On TikTok, you don't surf the web. You don't think of an idea and then research it. Instead, based entirely on your activity in the app, their proprietary algorithm decides what content will best suit you. For their users, this is the best thing since sliced bread. For the tech world, this is the best way to influence your users.
Now, the TikTok model is no longer reserved for TikTok, but has spread to all social media. What worries me is that it's also going to infect the entire World Wide Web. Imagine this for a second: You open your web browser. Instead of a search bar or a list of bookmarks, you're greeted by an endless, vertically scrolling stream of content. Short videos, news snippets, product listings, and interactive demos. You don't type anything, you just swipe what you don't like and tap what you do. The algorithm learns, and soon it feels like the web is reading your mind. You're served exactly what you didn't know you wanted. Everything is effortless, because the content you see feels like something you would have searched for yourself.
With AI integrations like Google's Gemini being baked directly into the browser, this TikTok-ification of the entire web is the logical next step. We're shifting from a model of surfing the web to one where the web is served to us.
The Algorithms
This looks like peak convenience. If these algorithms can figure out what you want to consume without you having to search for it, what's the big deal? The web is full of noise, and any tool that can cut through the clutter and help surface the gems should be a powerful discovery tool. But the reality doesn't entirely work this way.
There's something that always gets in the way: incentives. More accurately, company incentives.
When I log into my Yahoo Mail (yes, I still have one), the first bolded email on top isn't actually an email. It's an ad disguised as an email. When I open the Chrome browser, I'm presented with "Sponsored content" I might be interested in. Note that Google Discover is supposed to be the ultimate tool for discovering content, but their incentives are clear: they're showing you sponsored content first.

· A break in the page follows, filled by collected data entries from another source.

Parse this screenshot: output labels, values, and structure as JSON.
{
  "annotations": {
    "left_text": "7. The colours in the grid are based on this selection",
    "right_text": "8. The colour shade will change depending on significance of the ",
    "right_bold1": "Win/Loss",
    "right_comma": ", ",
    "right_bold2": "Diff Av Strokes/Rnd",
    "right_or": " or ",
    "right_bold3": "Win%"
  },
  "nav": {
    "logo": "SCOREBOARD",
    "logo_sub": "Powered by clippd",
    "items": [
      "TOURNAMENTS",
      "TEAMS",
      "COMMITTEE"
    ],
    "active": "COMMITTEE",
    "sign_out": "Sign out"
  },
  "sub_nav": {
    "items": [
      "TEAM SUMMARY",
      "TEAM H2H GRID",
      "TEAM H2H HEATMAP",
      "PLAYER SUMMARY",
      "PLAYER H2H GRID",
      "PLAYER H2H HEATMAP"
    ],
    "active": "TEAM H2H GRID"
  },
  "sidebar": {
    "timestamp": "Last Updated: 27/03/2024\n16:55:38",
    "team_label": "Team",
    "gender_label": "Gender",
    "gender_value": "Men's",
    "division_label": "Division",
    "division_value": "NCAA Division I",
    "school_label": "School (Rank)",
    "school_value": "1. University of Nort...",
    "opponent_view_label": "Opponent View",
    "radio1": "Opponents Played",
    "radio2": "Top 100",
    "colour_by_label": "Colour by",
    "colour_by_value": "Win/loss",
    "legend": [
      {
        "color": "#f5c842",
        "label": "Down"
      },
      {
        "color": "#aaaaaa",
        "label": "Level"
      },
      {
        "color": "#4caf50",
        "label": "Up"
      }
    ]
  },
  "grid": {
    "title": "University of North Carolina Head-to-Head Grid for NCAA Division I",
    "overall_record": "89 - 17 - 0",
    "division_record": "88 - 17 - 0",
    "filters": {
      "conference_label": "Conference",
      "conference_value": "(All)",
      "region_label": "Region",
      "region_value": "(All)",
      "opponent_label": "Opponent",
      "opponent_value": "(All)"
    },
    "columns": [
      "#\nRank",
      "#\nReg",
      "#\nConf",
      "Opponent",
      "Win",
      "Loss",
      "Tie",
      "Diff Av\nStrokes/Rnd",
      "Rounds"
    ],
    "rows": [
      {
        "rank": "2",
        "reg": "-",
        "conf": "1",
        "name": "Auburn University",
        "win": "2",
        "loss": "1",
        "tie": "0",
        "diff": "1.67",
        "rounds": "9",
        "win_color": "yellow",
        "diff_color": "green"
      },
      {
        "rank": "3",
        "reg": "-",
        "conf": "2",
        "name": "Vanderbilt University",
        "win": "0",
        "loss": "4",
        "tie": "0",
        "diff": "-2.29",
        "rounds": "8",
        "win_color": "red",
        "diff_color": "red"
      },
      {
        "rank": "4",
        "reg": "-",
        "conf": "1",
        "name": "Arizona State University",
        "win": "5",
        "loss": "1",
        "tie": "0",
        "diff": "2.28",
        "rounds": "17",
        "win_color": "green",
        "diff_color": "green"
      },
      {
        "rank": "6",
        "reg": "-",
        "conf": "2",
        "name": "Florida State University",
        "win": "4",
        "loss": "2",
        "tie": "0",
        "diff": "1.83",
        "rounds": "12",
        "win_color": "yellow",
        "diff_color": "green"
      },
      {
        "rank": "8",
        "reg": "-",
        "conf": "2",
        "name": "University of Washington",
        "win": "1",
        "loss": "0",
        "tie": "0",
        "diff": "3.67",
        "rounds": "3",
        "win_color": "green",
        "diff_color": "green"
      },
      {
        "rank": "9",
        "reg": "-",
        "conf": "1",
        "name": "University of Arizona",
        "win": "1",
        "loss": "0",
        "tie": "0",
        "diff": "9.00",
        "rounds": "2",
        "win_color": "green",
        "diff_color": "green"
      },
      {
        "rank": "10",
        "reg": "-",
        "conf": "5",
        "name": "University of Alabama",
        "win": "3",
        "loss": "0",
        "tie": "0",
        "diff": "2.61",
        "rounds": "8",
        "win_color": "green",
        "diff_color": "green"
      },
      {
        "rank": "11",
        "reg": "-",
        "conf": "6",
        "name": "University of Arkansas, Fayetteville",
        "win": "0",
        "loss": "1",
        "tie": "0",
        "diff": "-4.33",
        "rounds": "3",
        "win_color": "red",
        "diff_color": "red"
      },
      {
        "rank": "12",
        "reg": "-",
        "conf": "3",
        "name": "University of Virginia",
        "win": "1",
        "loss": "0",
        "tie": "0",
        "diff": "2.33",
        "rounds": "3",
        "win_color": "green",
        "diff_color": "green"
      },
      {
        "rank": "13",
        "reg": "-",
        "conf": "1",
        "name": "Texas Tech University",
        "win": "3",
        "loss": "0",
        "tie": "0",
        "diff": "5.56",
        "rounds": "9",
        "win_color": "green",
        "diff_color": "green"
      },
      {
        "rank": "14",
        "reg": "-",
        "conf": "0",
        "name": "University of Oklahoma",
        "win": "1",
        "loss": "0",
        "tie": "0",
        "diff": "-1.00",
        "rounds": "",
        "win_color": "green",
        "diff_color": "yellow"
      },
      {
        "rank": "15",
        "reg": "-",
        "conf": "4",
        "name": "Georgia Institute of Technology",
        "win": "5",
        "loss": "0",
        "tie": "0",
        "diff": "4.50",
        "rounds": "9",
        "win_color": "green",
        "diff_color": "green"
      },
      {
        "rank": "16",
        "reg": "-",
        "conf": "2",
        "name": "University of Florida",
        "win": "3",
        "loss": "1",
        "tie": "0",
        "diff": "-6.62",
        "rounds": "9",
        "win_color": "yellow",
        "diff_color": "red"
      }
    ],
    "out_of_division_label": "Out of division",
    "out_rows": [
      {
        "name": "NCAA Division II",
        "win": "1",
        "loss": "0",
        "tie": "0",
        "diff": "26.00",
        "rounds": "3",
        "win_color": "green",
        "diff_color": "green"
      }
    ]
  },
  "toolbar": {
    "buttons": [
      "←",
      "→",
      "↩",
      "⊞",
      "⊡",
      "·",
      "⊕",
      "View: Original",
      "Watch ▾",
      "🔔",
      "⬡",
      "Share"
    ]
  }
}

The model for content that's directly served to you is designed to get you addicted. It isn't designed for education or fulfillment; it's optimized for engagement. The goal is to provide small, constant dopamine hits, keeping you in a state of perpetual consumption without ever feeling finished. It's browsing as a slot machine, not a library.
What happens when we all consume a unique, algorithmically-generated web? We lose our shared cultural space. After the last episode of Breaking Bad aired, I texted my coworkers: "Speechless." The reply was, "Best TV show in history." We didn't need more context to understand what we were all talking about. With personalized content, this shared culture is vanishing.
The core problem isn't algorithmic curation itself, but who it serves. The algorithms are designed to benefit the company that made them, not the user. And as the laws of "enshittification" dictate, any platform that locks in its users will eventually turn the screws, making the algorithm worse for you to better serve its advertisers or bottom line.
Solving the Wrong Problem
Algorithmic solutions often fix problems that shouldn't exist in the first place.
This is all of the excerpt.